O Tio J. era um homem que eu nunca vi fazer nada depressa. Tudo pra ele tinha de ser com muita calma. Andar, trabalhar, falar, enrolar o cigarro. Usava barrete e roupa muito escura. Era feio e na boca tinha apenas um dente que mais parecia um menir. Mas quando sorria, o que era raro, parecia-me até bonito. Era irmão do avô. Nunca vi este casal ter o mais pequeno gesto de ternura um com o outro.

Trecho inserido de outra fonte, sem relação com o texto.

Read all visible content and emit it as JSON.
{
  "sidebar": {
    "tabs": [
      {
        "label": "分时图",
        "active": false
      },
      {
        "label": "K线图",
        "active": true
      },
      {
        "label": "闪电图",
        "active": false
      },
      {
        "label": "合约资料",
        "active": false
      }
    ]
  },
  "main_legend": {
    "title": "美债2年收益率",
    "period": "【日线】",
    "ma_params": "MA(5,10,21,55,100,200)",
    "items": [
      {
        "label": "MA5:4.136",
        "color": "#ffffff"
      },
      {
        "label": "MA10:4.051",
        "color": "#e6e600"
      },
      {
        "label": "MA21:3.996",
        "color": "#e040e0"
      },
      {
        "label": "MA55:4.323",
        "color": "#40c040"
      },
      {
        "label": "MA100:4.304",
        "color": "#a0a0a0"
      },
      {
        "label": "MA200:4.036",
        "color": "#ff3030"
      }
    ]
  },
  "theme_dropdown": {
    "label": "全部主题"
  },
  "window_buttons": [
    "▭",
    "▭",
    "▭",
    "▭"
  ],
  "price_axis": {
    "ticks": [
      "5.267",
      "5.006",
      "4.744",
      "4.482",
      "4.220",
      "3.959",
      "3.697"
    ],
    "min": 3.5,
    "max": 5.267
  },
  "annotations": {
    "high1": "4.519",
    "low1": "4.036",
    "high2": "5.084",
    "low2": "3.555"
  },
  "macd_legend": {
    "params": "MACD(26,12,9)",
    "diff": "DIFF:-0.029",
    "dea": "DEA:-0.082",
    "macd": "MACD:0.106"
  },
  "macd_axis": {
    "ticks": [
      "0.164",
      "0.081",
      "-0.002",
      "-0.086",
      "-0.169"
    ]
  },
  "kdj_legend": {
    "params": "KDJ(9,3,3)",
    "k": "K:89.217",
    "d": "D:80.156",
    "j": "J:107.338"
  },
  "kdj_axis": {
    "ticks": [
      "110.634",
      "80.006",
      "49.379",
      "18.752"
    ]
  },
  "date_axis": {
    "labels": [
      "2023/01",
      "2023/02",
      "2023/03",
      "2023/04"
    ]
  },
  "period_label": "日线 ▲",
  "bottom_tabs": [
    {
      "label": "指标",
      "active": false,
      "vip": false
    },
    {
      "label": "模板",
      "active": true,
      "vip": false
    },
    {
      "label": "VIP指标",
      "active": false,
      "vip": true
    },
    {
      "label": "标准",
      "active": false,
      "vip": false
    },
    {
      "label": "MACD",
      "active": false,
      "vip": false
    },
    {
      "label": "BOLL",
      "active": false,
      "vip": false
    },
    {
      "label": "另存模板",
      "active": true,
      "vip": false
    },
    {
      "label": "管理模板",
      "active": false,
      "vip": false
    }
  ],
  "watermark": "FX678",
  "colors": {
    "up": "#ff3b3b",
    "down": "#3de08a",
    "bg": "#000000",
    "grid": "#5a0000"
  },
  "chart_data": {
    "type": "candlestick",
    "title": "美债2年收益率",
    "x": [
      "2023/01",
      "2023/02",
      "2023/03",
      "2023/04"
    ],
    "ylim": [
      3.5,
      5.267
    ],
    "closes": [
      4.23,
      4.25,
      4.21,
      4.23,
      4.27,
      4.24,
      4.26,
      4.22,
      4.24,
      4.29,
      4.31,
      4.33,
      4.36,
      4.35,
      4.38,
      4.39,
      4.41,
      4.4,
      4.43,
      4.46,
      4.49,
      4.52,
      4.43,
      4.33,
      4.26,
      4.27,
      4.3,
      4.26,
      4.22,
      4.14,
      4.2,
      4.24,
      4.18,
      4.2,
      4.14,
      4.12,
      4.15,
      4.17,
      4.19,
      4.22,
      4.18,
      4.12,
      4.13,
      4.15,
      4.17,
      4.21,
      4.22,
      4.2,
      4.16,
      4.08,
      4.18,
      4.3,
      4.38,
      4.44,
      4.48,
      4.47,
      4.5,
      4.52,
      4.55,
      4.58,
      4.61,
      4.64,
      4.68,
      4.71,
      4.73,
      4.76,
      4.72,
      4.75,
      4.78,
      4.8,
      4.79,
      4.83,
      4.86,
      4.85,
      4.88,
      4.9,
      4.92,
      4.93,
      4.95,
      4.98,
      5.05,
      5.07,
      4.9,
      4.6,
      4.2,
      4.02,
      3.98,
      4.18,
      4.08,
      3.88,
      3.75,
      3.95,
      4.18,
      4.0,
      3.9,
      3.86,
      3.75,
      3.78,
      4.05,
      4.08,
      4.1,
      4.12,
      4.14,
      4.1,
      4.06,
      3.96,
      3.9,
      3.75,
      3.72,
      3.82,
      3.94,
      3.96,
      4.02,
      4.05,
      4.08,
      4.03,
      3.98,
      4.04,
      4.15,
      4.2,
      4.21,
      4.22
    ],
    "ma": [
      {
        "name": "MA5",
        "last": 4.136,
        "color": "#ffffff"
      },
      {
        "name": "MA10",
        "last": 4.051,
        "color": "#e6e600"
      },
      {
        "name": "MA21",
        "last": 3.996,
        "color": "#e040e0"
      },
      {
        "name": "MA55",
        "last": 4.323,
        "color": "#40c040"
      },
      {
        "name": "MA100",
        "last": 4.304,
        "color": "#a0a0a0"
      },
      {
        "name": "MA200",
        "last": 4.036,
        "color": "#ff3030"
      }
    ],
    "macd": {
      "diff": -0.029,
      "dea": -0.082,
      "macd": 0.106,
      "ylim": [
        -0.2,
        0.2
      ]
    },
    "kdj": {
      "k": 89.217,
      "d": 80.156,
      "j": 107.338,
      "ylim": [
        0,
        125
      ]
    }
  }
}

O avô C. era um pandego. Baixo e gordo, andava sempre a rir e a brincar. Usava colete todos os dias, mesmo que fosse a cavar a vinha. No bolso, sempre, o relógio com corrente de prata. Na cabeça, de verão chapéu e de inverno o barrete. Quando saia, trajava como um verdadeiro camponês e nunca esquecia a bengala.Tinha a porta da adega sempre aberta como se fosse de venda ao publico, sendo que o publico eram os amigos a quem obsequiava com quantos copos eles quisessem.

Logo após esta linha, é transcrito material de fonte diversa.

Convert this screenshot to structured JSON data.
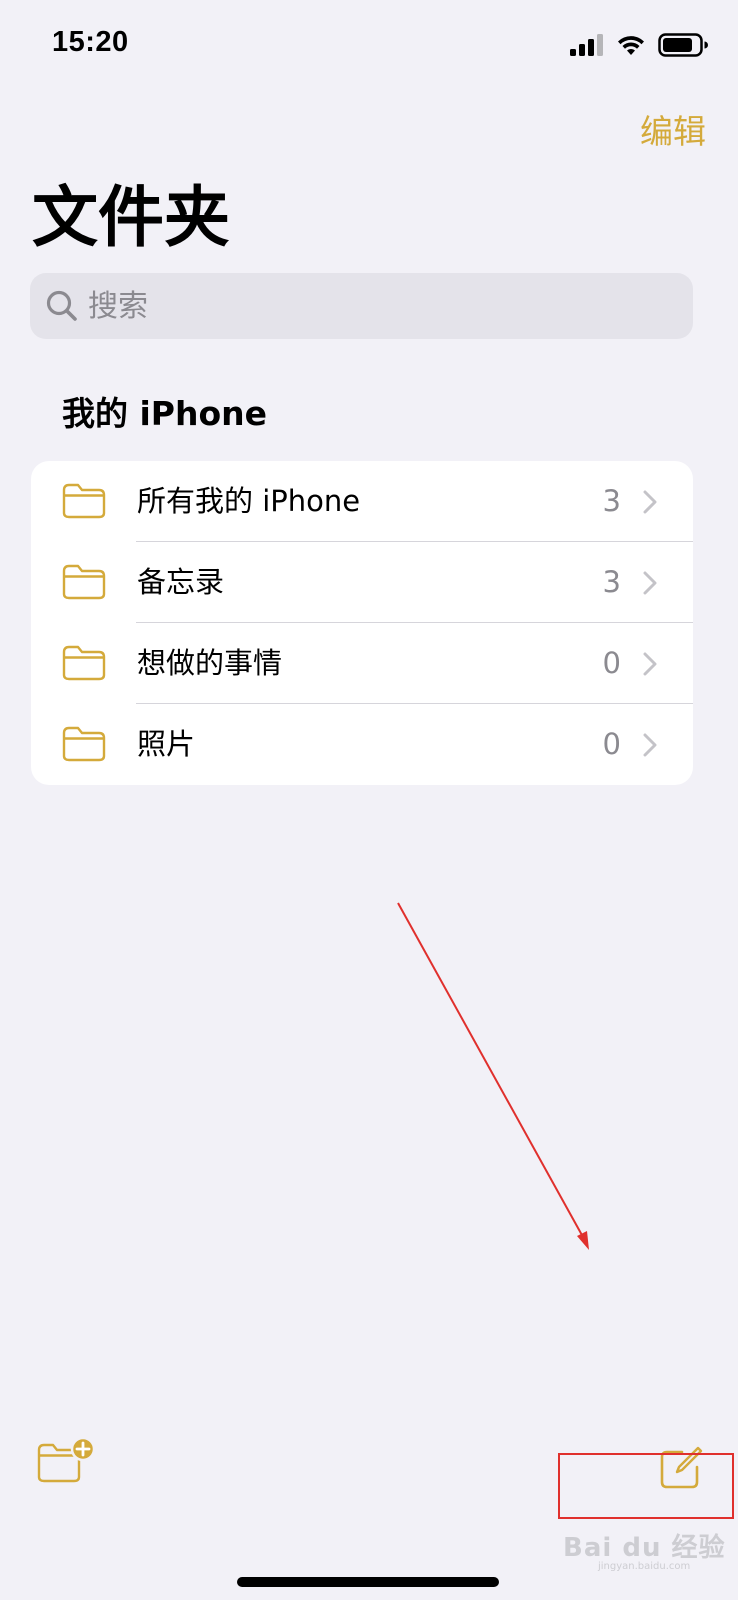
{
  "status_bar": {
    "time": "15:20"
  },
  "nav": {
    "edit_label": "编辑",
    "title": "文件夹"
  },
  "search": {
    "placeholder": "搜索"
  },
  "section": {
    "header": "我的 iPhone",
    "folders": [
      {
        "name": "所有我的 iPhone",
        "count": "3",
        "icon": "folder-icon"
      },
      {
        "name": "备忘录",
        "count": "3",
        "icon": "folder-icon"
      },
      {
        "name": "想做的事情",
        "count": "0",
        "icon": "folder-icon"
      },
      {
        "name": "照片",
        "count": "0",
        "icon": "folder-icon"
      }
    ]
  },
  "toolbar": {
    "new_folder_icon": "folder-plus-icon",
    "compose_icon": "compose-icon"
  },
  "watermark": {
    "text": "Bai du 经验",
    "sub": "jingyan.baidu.com"
  },
  "colors": {
    "accent": "#d4aa3b",
    "background": "#f2f1f7",
    "annotation": "#e0302d"
  }
}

A avó T. era de poucas falas e pouco riso. Não tinha mãe desde o dia em que nasceu e foi criada aos trambolhões, como ela dizia. Nunca festejava ou falava do dia de aniversário, porque nesse dia lhe tinha morrido a mãe que tanta falta lhe tinha feito. Era uma mulher rude, sem ser áspera. Criou sobrinhos órfãos como se fossem filhos, talvez por lhes conhecer o infortúnio. E todos os sobrinhos em geral gostavam dela. Não era de missas, à exceção do dia 8 de Setembro na capela da Escusa.
Ajudava quem podia, como se fosse uma obrigação. Quando me lembro dela, vejo-a de candeia na mão, de roupa de dormir e cabeleira alva desatada do carrapito que usava durante o dia, quando me compunha a roupa ao deitar ou a por o bacio dentro da mesinha de cabeceira. Ou a abrir o velho baú de onde tirava as mantas com que me tapava. Ou de almotolia na mão, a tirar o azeite da pia de pedra.

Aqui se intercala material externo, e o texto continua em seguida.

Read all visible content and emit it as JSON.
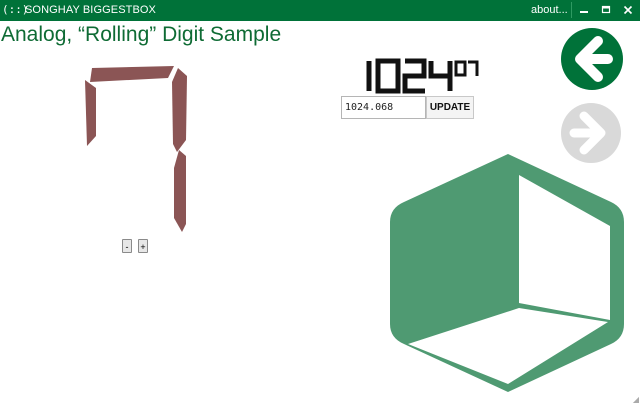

Hoje, todos já morreram. E com eles, as casas e quase todos os pertences.
A casa dos tios, foi demolida e os sobrinhos construíram uma nova que ainda não foi vendida.
A dos meu avós, está moribunda,
Agora, o muro e a tangerineira são meus. Também o relógio de bolso do avô agora é meu.
Salvei ainda da morte certa, a pia do azeite, a mesa de cabeceira em madeira e ardósia com, garantidamente, mais de cem anos, o baú e a mesa da cozinha grande que nunca era usada.
E mais do que tudo isto, guardo as minhas memórias.